Severcan, Y. C. & Barlas, A.
Severcan, Y. C., & Barlas, A. (2007). The conservation of industrial remains as a source of individuation and socialization. International Journal of Urban and Regional Research, 31(3), 675–682. https://doi.org/10.1111/j.1468-2427.2007.00741.x
The disappearance of public spaces from the urban realm is a sign of the de-individuation and asocialization of the modern individual. However, cities still provide important tools for reclaiming our lost public life. The aim of this essay is to approach industrial heritage, usually considered a conservation issue, from a different perspective, as a tool for individuation and socialization. In order to do this, we start by describing the effects of capitalism and globalization on public open spaces, and then link this to governments’ privatization policies for industrial heritage. We show how industrial landscapes could function as public spaces. Finally, we explain how, in the absence of other public open spaces, industrial landscapes could be used for public purposes to meet the social needs of humans, and could thus be instrumental in the proliferation of our rituals.
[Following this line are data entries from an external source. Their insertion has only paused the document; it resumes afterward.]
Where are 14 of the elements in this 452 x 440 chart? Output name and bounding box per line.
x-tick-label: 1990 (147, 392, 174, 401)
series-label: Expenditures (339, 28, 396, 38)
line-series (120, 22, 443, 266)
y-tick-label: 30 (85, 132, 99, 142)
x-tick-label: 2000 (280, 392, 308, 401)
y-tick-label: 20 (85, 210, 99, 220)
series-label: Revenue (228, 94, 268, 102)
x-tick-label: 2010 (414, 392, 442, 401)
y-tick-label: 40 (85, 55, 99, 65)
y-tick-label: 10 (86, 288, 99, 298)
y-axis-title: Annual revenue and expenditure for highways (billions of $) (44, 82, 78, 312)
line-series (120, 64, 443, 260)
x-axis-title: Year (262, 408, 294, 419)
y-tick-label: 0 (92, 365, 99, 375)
From the literature the authors find that industrial landscapes for public use can serve two key functions: 1) as a space to perform lost rituals and escape feelings of chaos and nowhereness and 2) as a public benefit they could be a powerful tool to constitute the public realm. Six advantages to industrial landscapes were identified: 1) their position in urban context and proximity to inner cities, 2) they consist of huge amounts of land for recreating and replacing open-air areas that had been destroyed, 3) they are potentially usable as vacant building stock, 4) they possess a symbolic and monumental character and can regenerate collective memories, 5) they have a unique architectural vocabulary, and 6) they are usually held in public ownership.
Description of method used in the article
This essay used a review of literature to describe the impact of capitalism and globalization on public space, the authors discuss the use of industrial heritage sites as a tool for individuation and socialization.